Robots will surely get better. Google’s self-driving cars, for example, are impressive, but in heavy rain or snow, a human had better take the wheel. And robots with more limited ambitions are already taking over backbreaking work on factory floors and assisting surgeons for greater precision and control in operating rooms.

But the greatest progress has been in software, which is rapidly moving into the mainstream of the economy. So far, the largest commercial use of learning software has been in marketing, where it improves the odds of making a sale — tailored marketing, targeted advertising and personalized product recommendations.

Big companies and start-ups are beginning to use learning software in higher-stakes decisions like medical diagnosis, crime prevention, hiring selections and loan approvals.

The idea is that an A.I. turbocharger can be applied to all kinds of decisions, making them smarter, fairer and less prone to human whim and bias. The goal could be saving money or saving lives.

Still, even enthusiasts have qualms.

Take consumer lending, a market where several start-ups are using big data and algorithms to assess the credit risk of borrowers. It’s a digital-age twist on the most basic tenet of banking: Know your customer. By harvesting data from many sources, including social network connections, even observing how an applicant fills out online forms, lenders say algorithms can more accurately predict whether a candidate will repay than by simply looking at a person’s credit history.

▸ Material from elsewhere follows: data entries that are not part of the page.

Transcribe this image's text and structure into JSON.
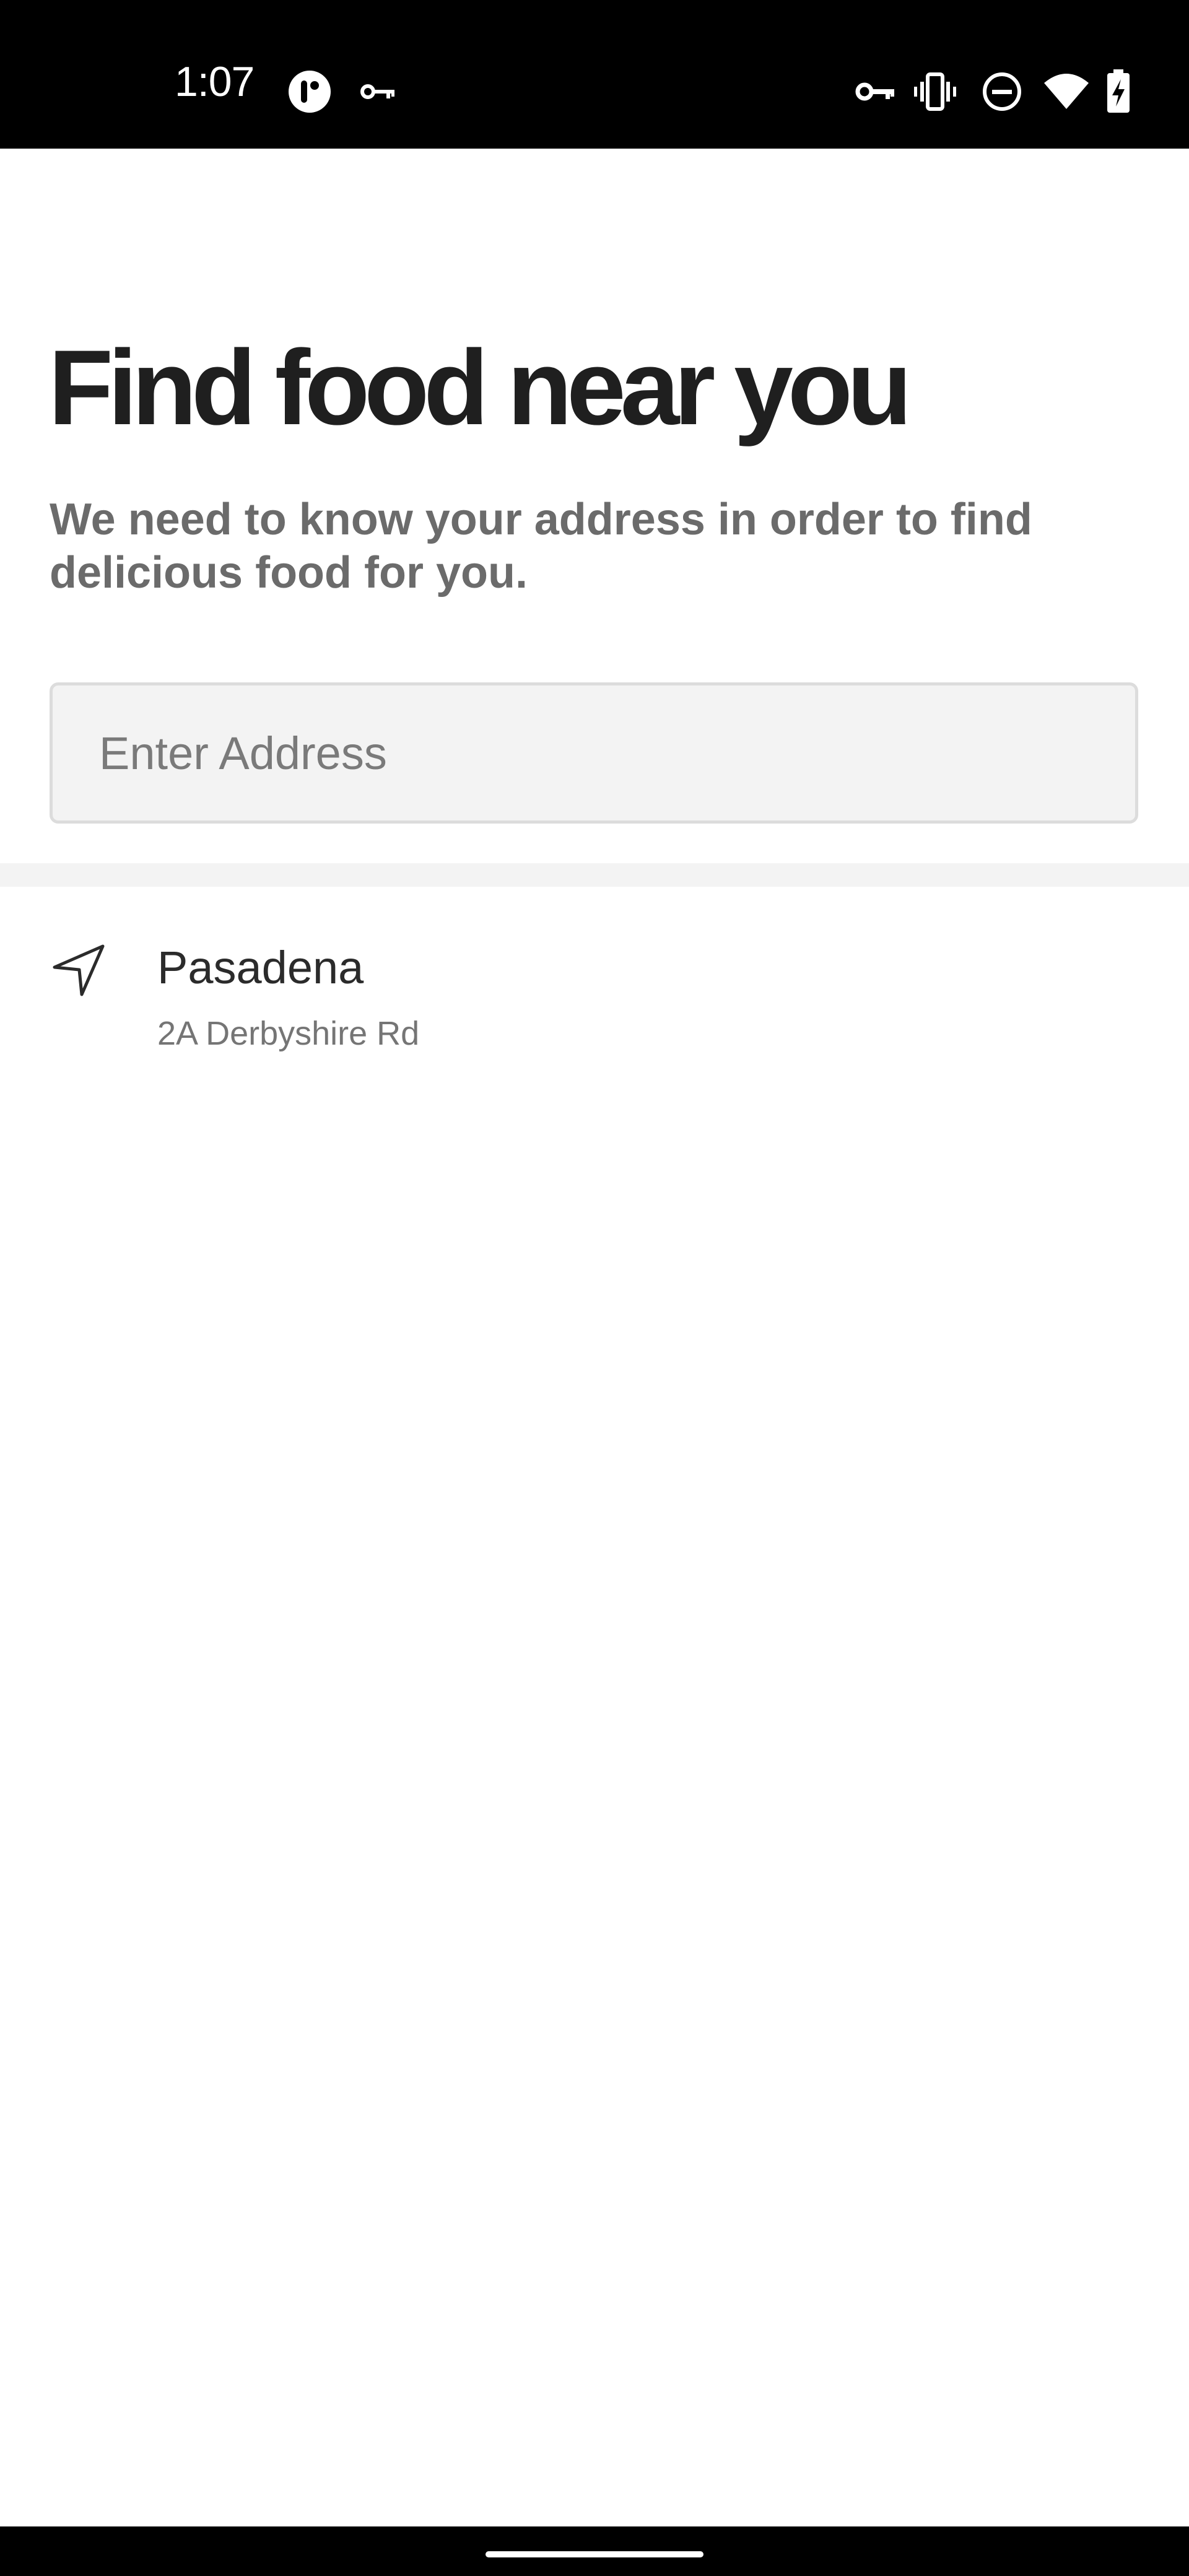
{
  "status_bar": {
    "time": "1:07",
    "icons_left": [
      "pocket-casts-icon",
      "vpn-key-icon"
    ],
    "icons_right": [
      "vpn-key-icon",
      "vibrate-icon",
      "do-not-disturb-icon",
      "wifi-icon",
      "battery-charging-icon"
    ]
  },
  "header": {
    "title": "Find food near you",
    "subtitle": "We need to know your address in order to find delicious food for you."
  },
  "address_input": {
    "placeholder": "Enter Address",
    "value": ""
  },
  "suggestions": [
    {
      "icon": "navigation-arrow-icon",
      "name": "Pasadena",
      "address": "2A Derbyshire Rd"
    }
  ],
  "colors": {
    "title": "#1f1f1f",
    "subtitle": "#6b6b6b",
    "input_background": "#f3f3f3",
    "input_border": "#dcdcdc",
    "status_bar": "#000000"
  }
}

The promise is more efficient loan underwriting and pricing, saving consumers billions of dollars. But the new A.I. lending essentially amounts to a digital black box that pores over mountains of data. “A decision is made about you, and you have no idea why it was done,” said Rajeev Date, a former deputy director of the Consumer Financial Protection Bureau. “That is disquieting.”

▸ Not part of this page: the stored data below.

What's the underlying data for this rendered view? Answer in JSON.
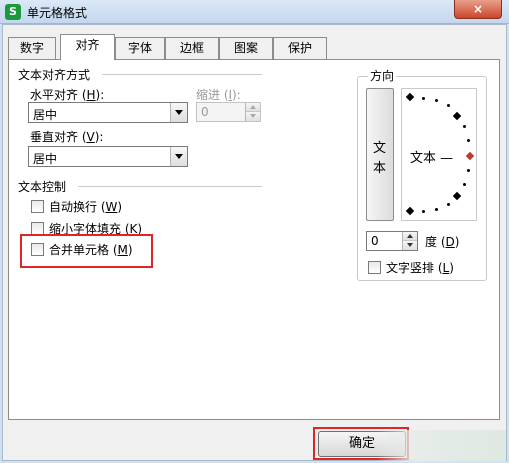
{
  "window": {
    "title": "单元格格式",
    "app_icon": "S",
    "close_glyph": "×"
  },
  "tabs": [
    "数字",
    "对齐",
    "字体",
    "边框",
    "图案",
    "保护"
  ],
  "active_tab": "对齐",
  "alignment": {
    "section_label": "文本对齐方式",
    "horizontal_label": "水平对齐 (",
    "horizontal_key": "H",
    "horizontal_value": "居中",
    "indent_label": "缩进 (",
    "indent_key": "I",
    "indent_value": "0",
    "vertical_label": "垂直对齐 (",
    "vertical_key": "V",
    "vertical_value": "居中"
  },
  "text_control": {
    "section_label": "文本控制",
    "wrap_label": "自动换行 (",
    "wrap_key": "W",
    "shrink_label": "缩小字体填充 (",
    "shrink_key": "K",
    "merge_label": "合并单元格 (",
    "merge_key": "M"
  },
  "orientation": {
    "section_label": "方向",
    "vertical_text_char1": "文",
    "vertical_text_char2": "本",
    "dial_text": "文本 —",
    "degree_value": "0",
    "degree_label": "度 (",
    "degree_key": "D",
    "vertical_layout_label": "文字竖排 (",
    "vertical_layout_key": "L",
    "pointer_color": "#c0392b"
  },
  "buttons": {
    "ok_label": "确定"
  },
  "highlight_color": "#e02525"
}
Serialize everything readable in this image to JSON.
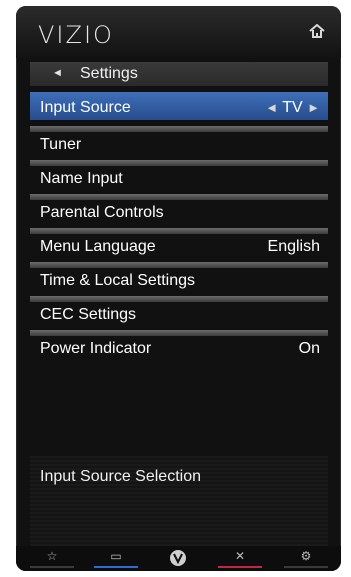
{
  "brand": {
    "logo_text": "VIZIO"
  },
  "header": {
    "back_arrow": "◄",
    "title": "Settings",
    "home_icon": "home-icon"
  },
  "menu": {
    "items": [
      {
        "label": "Input Source",
        "value": "TV",
        "selected": true,
        "left_arrow": "◄",
        "right_arrow": "►"
      },
      {
        "label": "Tuner",
        "value": ""
      },
      {
        "label": "Name Input",
        "value": ""
      },
      {
        "label": "Parental Controls",
        "value": ""
      },
      {
        "label": "Menu Language",
        "value": "English"
      },
      {
        "label": "Time & Local Settings",
        "value": ""
      },
      {
        "label": "CEC Settings",
        "value": ""
      },
      {
        "label": "Power Indicator",
        "value": "On"
      }
    ]
  },
  "info": {
    "text": "Input Source Selection"
  },
  "bottom_buttons": [
    {
      "name": "favorite",
      "icon": "☆",
      "accent": "#3a3a3a"
    },
    {
      "name": "widgets",
      "icon": "▭",
      "accent": "#2d6bd6"
    },
    {
      "name": "vizio",
      "icon": "V",
      "accent": "#3a3a3a"
    },
    {
      "name": "close",
      "icon": "✕",
      "accent": "#c1273f"
    },
    {
      "name": "settings",
      "icon": "⚙",
      "accent": "#3a3a3a"
    }
  ],
  "colors": {
    "selection": "#2f5fa8",
    "panel": "#111111"
  }
}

Dr. Herbert Chase, a professor at Columbia’s College of Physicians and Surgeons, was asked as an unpaid researcher to try out IBM’s Watson software when the company’s scientists were adapting the technology for medicine. To try to stump Watson, Dr. Chase recalled a case decades earlier, when he made a correct diagnosis of adult rickets for a young woman, but only after extensive tests and months of being baffled. He fed Watson a few symptoms and the program, which ranks diagnoses by probability, swiftly replied and ranked adult rickets second.